Deadlines for updating registration dossiers clarified
The European Commission has clarified when companies need to update their REACH registration dossiers. The requirement to update ‘without undue delay’ is in most cases specified as three months and, in more complex cases, up to 12 months.
Helsinki, 12 October 2020 – The REACH Regulation requires companies to update their registrations on their own initiative ‘without undue delay’ when their chemicals data, tonnage band or company information changes.
The meaning of ‘without undue delay’ has been clarified together with explanations of the starting points for each deadline in the implementing regulation published today.
- A deadline of three months applies for administrative updates, such as a change in a registrant’s status or identity.
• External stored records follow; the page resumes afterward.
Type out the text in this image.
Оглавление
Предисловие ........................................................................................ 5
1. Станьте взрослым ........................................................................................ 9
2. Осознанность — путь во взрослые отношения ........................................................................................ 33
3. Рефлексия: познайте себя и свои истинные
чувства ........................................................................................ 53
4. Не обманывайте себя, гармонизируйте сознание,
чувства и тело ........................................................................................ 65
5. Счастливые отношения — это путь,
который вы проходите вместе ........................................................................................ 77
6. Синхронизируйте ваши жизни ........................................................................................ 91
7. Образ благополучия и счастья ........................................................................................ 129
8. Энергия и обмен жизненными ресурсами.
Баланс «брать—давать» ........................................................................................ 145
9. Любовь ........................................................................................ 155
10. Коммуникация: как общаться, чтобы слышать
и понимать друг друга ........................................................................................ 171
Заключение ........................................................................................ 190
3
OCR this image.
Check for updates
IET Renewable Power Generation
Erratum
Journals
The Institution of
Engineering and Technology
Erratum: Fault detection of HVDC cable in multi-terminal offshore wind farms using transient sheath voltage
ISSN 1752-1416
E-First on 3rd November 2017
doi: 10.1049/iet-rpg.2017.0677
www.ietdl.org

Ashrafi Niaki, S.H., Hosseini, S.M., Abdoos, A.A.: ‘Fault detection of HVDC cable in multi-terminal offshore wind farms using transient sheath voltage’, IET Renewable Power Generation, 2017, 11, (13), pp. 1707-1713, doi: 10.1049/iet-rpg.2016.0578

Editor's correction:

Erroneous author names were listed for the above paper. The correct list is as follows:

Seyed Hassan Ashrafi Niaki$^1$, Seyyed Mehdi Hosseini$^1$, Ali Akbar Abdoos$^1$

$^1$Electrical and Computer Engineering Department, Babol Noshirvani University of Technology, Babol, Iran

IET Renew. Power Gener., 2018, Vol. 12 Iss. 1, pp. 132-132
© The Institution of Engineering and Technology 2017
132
- A deadline of six, nine or 12 months applies for more complex updates, for example when the classification and labelling of a substance without a harmonised classification changes, or there are changes in the chemical safety report or guidance on safe use.
- When there are multiple reasons for updating a registration, only one submission is required and the longest deadline applies.
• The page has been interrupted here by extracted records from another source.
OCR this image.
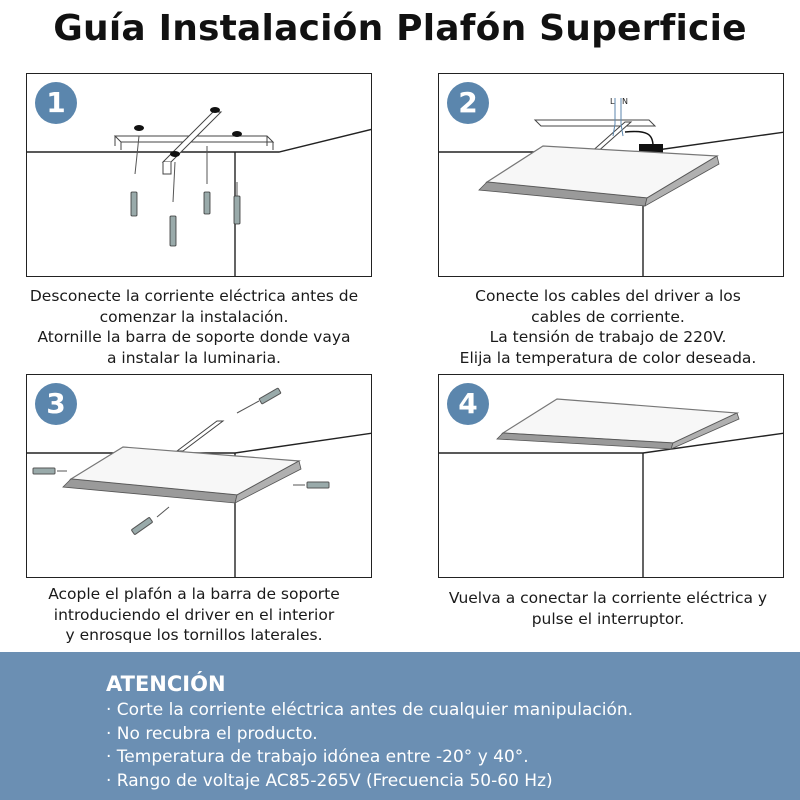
Guía Instalación Plafón Superficie
1
Desconecte la corriente eléctrica antes de
comenzar la instalación.
Atornille la barra de soporte donde vaya
a instalar la luminaria.
L N
2
Conecte los cables del driver a los
cables de corriente.
La tensión de trabajo de 220V.
Elija la temperatura de color deseada.
3
Acople el plafón a la barra de soporte
introduciendo el driver en el interior
y enrosque los tornillos laterales.
4
Vuelva a conectar la corriente eléctrica y
pulse el interruptor.
ATENCIÓN
· Corte la corriente eléctrica antes de cualquier manipulación.
· No recubra el producto.
· Temperatura de trabajo idónea entre -20° y 40°.
· Rango de voltaje AC85-265V (Frecuencia 50-60 Hz)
- A deadline of three months applies to inform that the manufacture or import of a substance has ceased.
These deadlines also apply for changes to substances previously notified under the Dangerous Substances Directive (NONS), which are considered registered under REACH.
Companies are advised to ensure that they have monitoring systems in place that allow them to swiftly identify the changes that require them to update their registrations. They should also keep records of these changes, so they can show their national enforcement authorities that the necessary updates have been done for all their substances.
Keeping the jointly submitted part of the registration up-to-date is the joint responsibility of all co-registrants (lead and members). Registrants need to ensure that they have a collaboration and cost-sharing agreement in place for this activity.
The implementing regulation enters into force in 60 days from today, so companies can adjust to the new timelines.
Further support is available on ECHA’s website and in the update of the registration guidance, which will be published during the first half of 2021. Companies can also get general advice on transitioning to the ECHA Cloud Services and help with migrating their datasets to the latest version of IUCLID through ECHA’s Helpdesk.
Under the REACH Regulation, companies are responsible for collecting information on the properties and uses of the substances they manufacture or import above one tonne a year. They also have to assess the hazards and potential risks presented by the substance.
This information is communicated to ECHA through a registration dossier containing the hazard information and, where relevant, an assessment of the risks that the use of the substance may pose and how these risks should be controlled.
Registration is based on the ‘one substance, one registration’ principle. This means that manufacturers and importers of the same substance have to submit their registration jointly.